Robert Friedland
Rainmakers & Potstirrers

Robert Friedland

Executive Chairman: Ivanhoe Mines

Pot Stirrer
There will be zero fatalities on this mine. Zero.

Humility is not an attribute normally associated with Robert Friedland, but even his self-confidence must have dipped in September when three mineworkers were killed in an accident at the developing Ivanplats’ Platreef mine in South Africa. That was not supposed to happen. Friedland had decreed the Platreef would be a state-of-the art, mechanised operation where “no worker underground on this mine will lift anything heavier than a pencil because it will be fully automated.”

Friedland made that claim years ago as part of his campaign to differentiate the Platreef project from the existing South African platinum producers which he said were “deep and have safety issues.” It was all part and parcel of his marketing and PR campaign to curry favour with the ANC government, telling the politicians what they wanted to hear. But to guarantee an absence in fatalities was perhaps going too far despite the 92% decline in industry fatal mining events between 1993 and 2019.
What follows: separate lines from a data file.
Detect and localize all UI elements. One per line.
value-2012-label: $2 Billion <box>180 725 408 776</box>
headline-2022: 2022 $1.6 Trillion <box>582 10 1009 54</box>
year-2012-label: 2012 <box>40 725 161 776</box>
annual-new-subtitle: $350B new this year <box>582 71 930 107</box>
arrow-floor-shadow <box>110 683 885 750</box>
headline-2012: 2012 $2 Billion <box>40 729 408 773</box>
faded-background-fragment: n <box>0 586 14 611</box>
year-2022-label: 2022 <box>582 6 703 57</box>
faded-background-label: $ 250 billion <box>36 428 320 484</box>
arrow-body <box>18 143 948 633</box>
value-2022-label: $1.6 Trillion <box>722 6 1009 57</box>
Friedland had better luck with a second prediction in which he forecast the Ivanhoe share price would double during 2020. That he got right. The company is riding the twin booms in the platinum group metals and copper markets through Ivanplats, as well as the huge, high grade Kamoa-Kakula copper project in the Democratic Republic of Congo which just keeps expanding in size and potential profitability, according to the latest technical reports.


Arguably the world’s most famous mining entrepreneur, it is difficult for outsiders to get a handle on Friedland because he never gives interviews. He has had public feuds with media organisations like Bloomberg and Canada’s Mail and Globe newspaper. As a journo you have to take what you can glean from his investor presentations which are invariably highly entertaining and thought-provoking on the future demand for his chosen metals, such as platinum and copper.

He obtained a BA in political science from Reed College after which he studied Sanskrit and Buddhism in India. He has had three major discoveries so far in the run-up to his latest projects in South Africa and the DRC and two of those were huge. Those were the Voisey’s Bay nickel deposit in Canada and the Oyo Tolgoi copper deposit in Mongolia.